Based on this web of corrupt activity, Smagin brought a civil suit under the Racketeer Influenced and Corrupt Organizations Act (RICO) against Yegiazaryan and his accomplices, seeking over $130 million in damages as well as attorney’s fees and treble damages. The District Court dismissed Smagin’s RICO suit on the grounds that Smagin had failed to adequately allege a “domestic injury” as required by Supreme Court precedent from RJR Nabisco, Inc. v. European Community. It reached that decision because Smagin was a resident and citizen of Russia and, therefore, his injury was felt there. On appeal, the Ninth Circuit reversed, rejected the residency-based test (adopted by the Seventh Circuit), in favor of the context-specific approach to domestic injury inquiry used by the Second and Third Circuits. Under the context-specific approach, since Yegiazaryan’s RICO activities were based and orchestrated in California, the Ninth Circuit held there was a domestic injury and Smagin’s RICO case should not have been dismissed.
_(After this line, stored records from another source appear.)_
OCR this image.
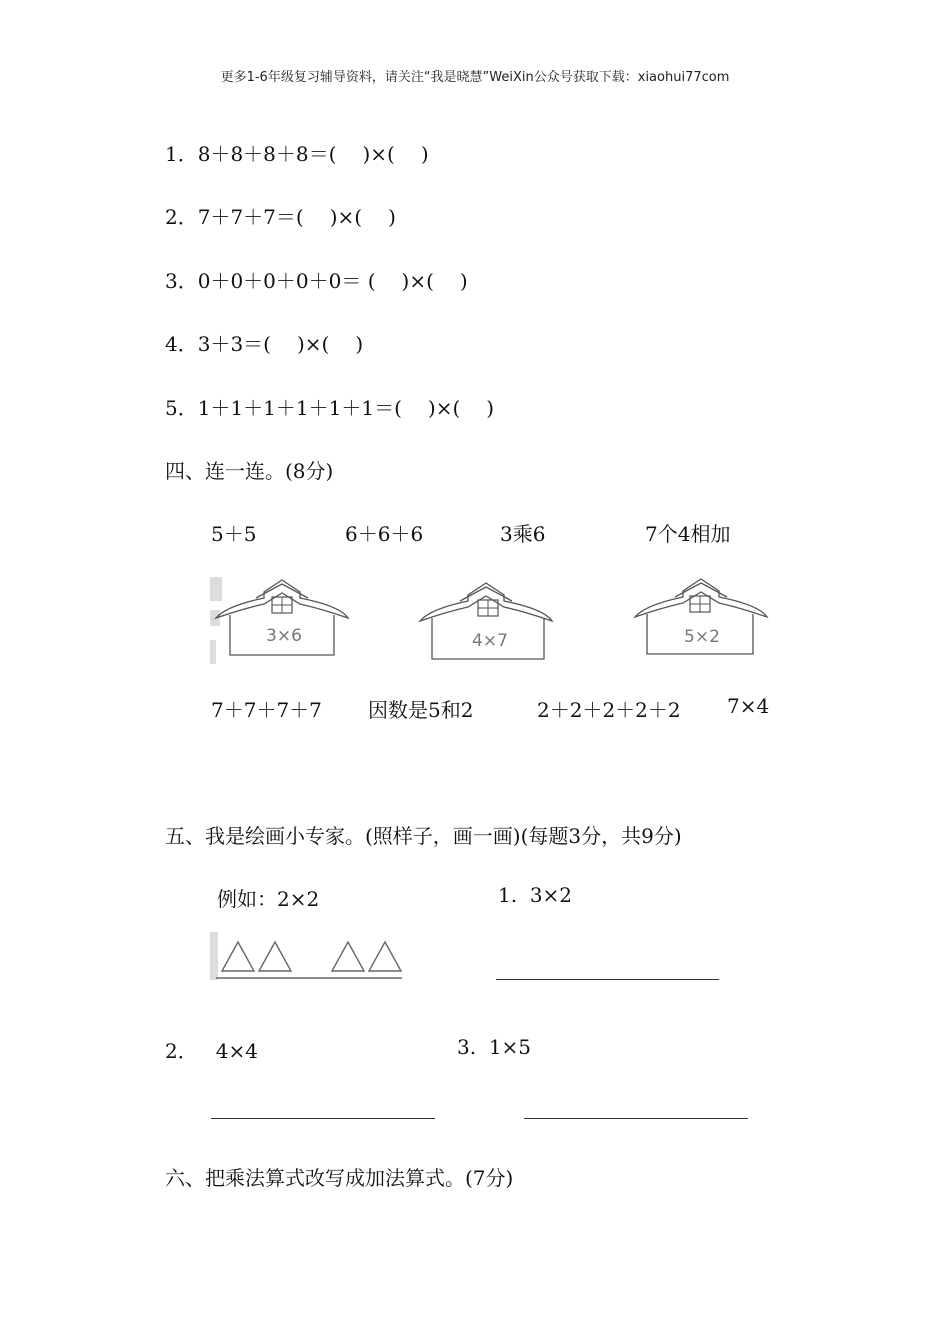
更多1-6年级复习辅导资料，请关注“我是晓慧”WeiXin公众号获取下载：xiaohui77com
1．8＋8＋8＋8＝( )×( )
2．7＋7＋7＝( )×( )
3．0＋0＋0＋0＋0＝ ( )×( )
4．3＋3＝( )×( )
5．1＋1＋1＋1＋1＋1＝( )×( )
四、连一连。(8分)
5＋5	6＋6＋6	3乘6	7个4相加
3×6	4×7	5×2
7＋7＋7＋7 因数是5和2	2＋2＋2＋2＋2 7×4
五、我是绘画小专家。(照样子，画一画)(每题3分，共9分)
例如：2×2	1. 3×2
2． 4×4	3. 1×5
六、把乘法算式改写成加法算式。(7分)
The Supreme Court granted certiorari to resolve the Circuit split. The Supreme Court agreed with the Ninth, Second and Third Circuits, adopting the contextual approach for domestic injury under RICO, instructing that “courts should look to the circumstances surrounding the alleged injury to assess whether it arose in the United States.” The Supreme Court affirmed the Ninth Circuit’s finding of a “domestic injury” in Smagin’s case – the circumstances of RICO case arose in the United States, given that the various schemes to divert assets began and were executed in California. Additionally, the Supreme Court rejected the bright-line rule of locating a RICO plaintiff’s injury at the plaintiff’s residence on the grounds such a rule would foreclose foreign plaintiffs from bringing RICO suits. Justice Sonya Sotomayor wrote the majority opinion, which was joined by Justices Roberts, Kagan, Kavanaugh, Coney Barrett, and Brown Jackson. Justices Alito, Thomas, and Gorsuch dissented. Justice Alito, writing in dissent, argued the majority opinion gives no guidance to lower courts as to how to determine domestic injury using the contextual approach, which risks confusion among the lower courts going forward.